Regional News of Monday, 16 December 2013
The Ghana Immigration Service (GIS) has begun preparations to transform its Academy and Training School at Assin Fosu into a Sub-regional Training Centre for its officers.
Besides, the GIS Training School has already trained 150 recruits for the Liberian Bureau of Immigration and Naturalization.
Vice President Kwesi Bekoe Amissah-Arthur announced this at the Graduation Parade of the GIS Cadet Intake VII at its Academy at Assin Fosu in the Central Region.
The 96 officers who graduated, including four Liberian Immigration officers, have undergone six months of intensive training in a combination of physical, drill, musketry, academic and professional courses designed to equip them with skills to pursue their career.
Ms Joyce Mawuena Adjah was adjudged the Overall Best Cadet Officer for the GIS Intake VII programme. She also won the award for the Best in Drills, female category, as well as the Best in Academics.
Francis K. Apau won the award for the Best in Drills, male category while the Most Disciplined Cadet award went to Justice Dzifa Akpedonu. The Best International Cadet went to Prince Ndoma Boakai of Liberia.
Vice President Amissah-Arthur said the Immigration Academy trained and prepared officers for future leadership and command of the GIS.
He reminded the graduands that, as young officers, they would be assessed both by their superiors and subordinates adding that their assessment would influence the confidence their superiors and subordinates would have in them.
“Graduating from the Academy is only the initial step in the career progression of an officer. Continuous training and development schemes are required to prepare for the real challenges of command and leadership that lie ahead. It is these training development schemes that will prepare you to take over the leadership of the GIS in future,” he said.
Vice President Amissah-Arthur said GIS was a key agent required to secure the country’s borders and frontiers in order to ensure that immigrants complied with the residence and employment laws.
He said the new Ghana Investment Promotion Act, 2013, (Act 865), had become operational and had far-reaching implications for immigration enforcement as thresholds for investments and immigrant quotas had been reviewed.

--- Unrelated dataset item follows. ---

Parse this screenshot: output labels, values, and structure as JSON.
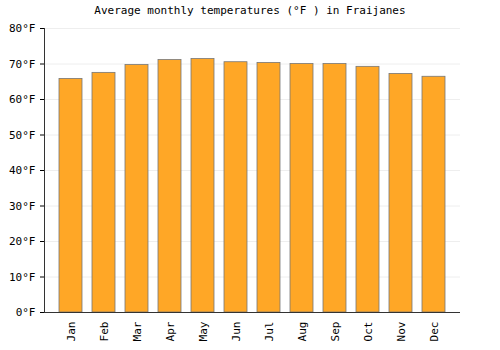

He charged the Immigration Service to ensure that companies did not circumvent the new law but to comply with the requirements.
Mr Amissah-Arthur said Government was concerned about the employment of expatriates when Ghanaians could provide those services locally.
He said the new Act was intended to confront such issues and explicitly provided that citizens of Ghana were given the first option when employment was being considered.
He said the GIS and all stakeholder agencies must ensure strict compliance with the essential provisions of the Act so as not to undermine its employment objective.